The Kriya Yogi mentally directs his life energy to revolve, upward and downward, around the six spinal centers (medullary, cervical. Dorsal, lumbar, sacral, and coccygeal plexuses) which correspond to the twelve astral signs of the zodiac, the symbolic Cosmic Man. One-half minute of revolution of energy round the sensitive spinal cord of man effects subtle progress in his evolution; that half-minute of Kriya equals one year of natural spiritual unfoldment. In his Autobiography he wrote that the “actual technique should be learned from an authorized Kriyaban (Kriya Yogi) of Self-Realization Fellowship (Yogoda Satsanga Society of India). Kriya Yoga is twice referred to by Lord Krishna, India’s greatest prophet in the Bhagavada Gita. – (Bhagvada Gita IV.29)

In 1945, Yogananda published his life story Autobiography of a Yogi”, it has been translated into 34 languages. In1999, it was designated one of the “100 Most Important Spiritual Books of the 20th Century”by a panel of spiritual authors convened by Phillip Zaileski and Harper Collins publishers.

As his time of death neared, he began hinting that it was time for him to leave the world.

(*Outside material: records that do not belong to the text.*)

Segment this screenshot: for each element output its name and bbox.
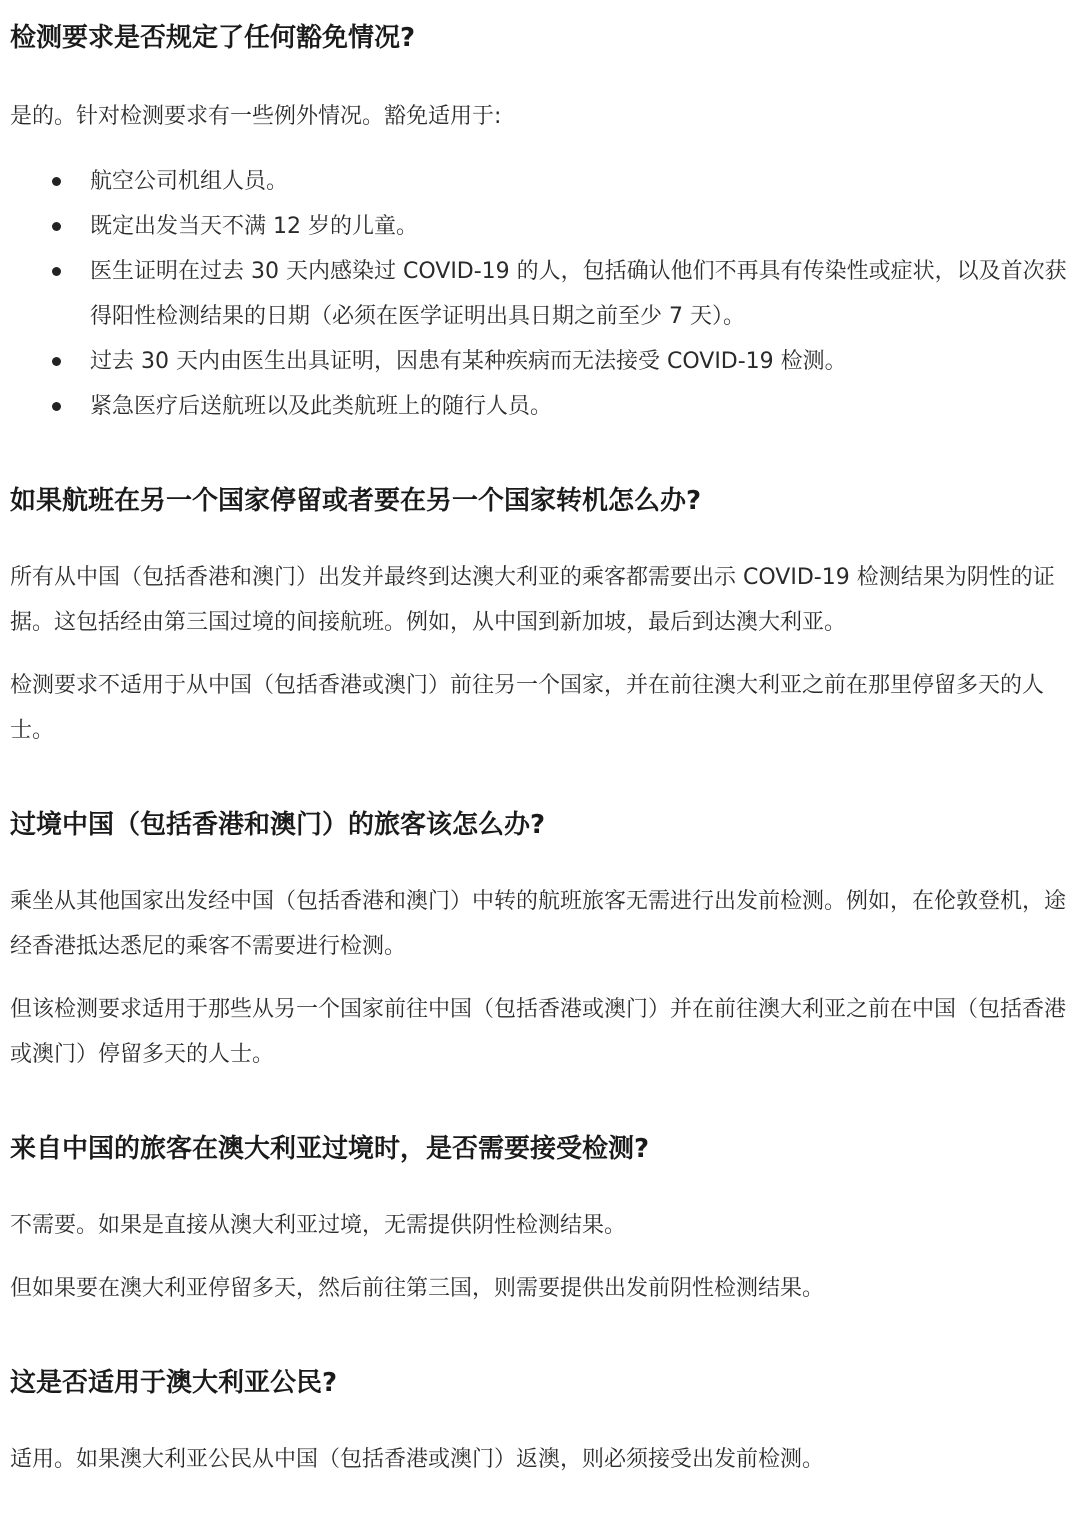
section-heading: 这是否适用于澳大利亚公民? [10, 1368, 338, 1398]
section-citizens [10, 1365, 1068, 1482]
list-item-text: 航空公司机组人员。 [90, 169, 289, 194]
section-heading: 过境中国（包括香港和澳门）的旅客该怎么办? [10, 810, 546, 840]
section-paragraph: 不需要。如果是直接从澳大利亚过境，无需提供阴性检测结果。 [10, 1213, 627, 1238]
section-heading: 如果航班在另一个国家停留或者要在另一个国家转机怎么办? [10, 486, 702, 516]
bullet-icon [52, 222, 61, 231]
section-transit-australia [10, 1131, 1068, 1311]
section-paragraph: 所有从中国（包括香港和澳门）出发并最终到达澳大利亚的乘客都需要出示 COVID-19 检测结果为阴性的证据。这包括经由第三国过境的间接航班。例如，从中国到新加坡，最后到达澳大利亚。 [10, 565, 1055, 635]
section-exemptions [10, 0, 1068, 429]
bullet-icon [52, 357, 61, 366]
list-item-text: 医生证明在过去 30 天内感染过 COVID-19 的人，包括确认他们不再具有传染性或症状，以及首次获得阳性检测结果的日期（必须在医学证明出具日期之前至少 7 天）。 [90, 259, 1067, 329]
exemption-list [10, 159, 1068, 429]
list-item-text: 过去 30 天内由医生出具证明，因患有某种疾病而无法接受 COVID-19 检测。 [90, 349, 847, 374]
section-intro: 是的。针对检测要求有一些例外情况。豁免适用于: [10, 104, 502, 129]
list-item [10, 249, 1068, 339]
list-item [10, 339, 1068, 384]
section-transit-china [10, 807, 1068, 1077]
section-heading: 来自中国的旅客在澳大利亚过境时，是否需要接受检测? [10, 1134, 650, 1164]
list-item-text: 紧急医疗后送航班以及此类航班上的随行人员。 [90, 394, 553, 419]
bullet-icon [52, 177, 61, 186]
section-paragraph: 但该检测要求适用于那些从另一个国家前往中国（包括香港或澳门）并在前往澳大利亚之前在中国（包括香港或澳门）停留多天的人士。 [10, 997, 1067, 1067]
list-item [10, 204, 1068, 249]
list-item [10, 384, 1068, 429]
bullet-icon [52, 402, 61, 411]
list-item [10, 159, 1068, 204]
section-heading: 检测要求是否规定了任何豁免情况? [10, 23, 416, 53]
section-paragraph: 乘坐从其他国家出发经中国（包括香港和澳门）中转的航班旅客无需进行出发前检测。例如，在伦敦登机，途经香港抵达悉尼的乘客不需要进行检测。 [10, 889, 1067, 959]
section-paragraph: 适用。如果澳大利亚公民从中国（包括香港或澳门）返澳，则必须接受出发前检测。 [10, 1447, 825, 1472]
section-layover [10, 483, 1068, 753]
list-item-text: 既定出发当天不满 12 岁的儿童。 [90, 214, 418, 239]
section-paragraph: 检测要求不适用于从中国（包括香港或澳门）前往另一个国家，并在前往澳大利亚之前在那里停留多天的人士。 [10, 673, 1045, 743]
section-paragraph: 但如果要在澳大利亚停留多天，然后前往第三国，则需要提供出发前阴性检测结果。 [10, 1276, 825, 1301]
bullet-icon [52, 267, 61, 276]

On 7th March 1952, he attended a dinner for the visiting Indian Ambassador to the US in Los Angeles.  At the conclusion of the banquet, Yogananda spoke of India and America, their contributions to world peace etc. According to Daya Mata. A direct disciple of Yogananda, as Yogananda ended his speech, he read from his poem “My India” concluding with the words “Where Ganges, woods, Himalayan caves, and men dream God – I am hallowed; my body touched that sod.”

As he uttered these words, he lifted his eyes to the Kutastha center (the Ajna Chakra), and his body slumped to the floor. He is said to have entered Mahasamadhi. Yogananda’s remains are interred at the Forest Lawn Memorial Park in the Great Mausoleum normally closed off to visitors but Yogananda’s tomb is accessible in Glendale, California.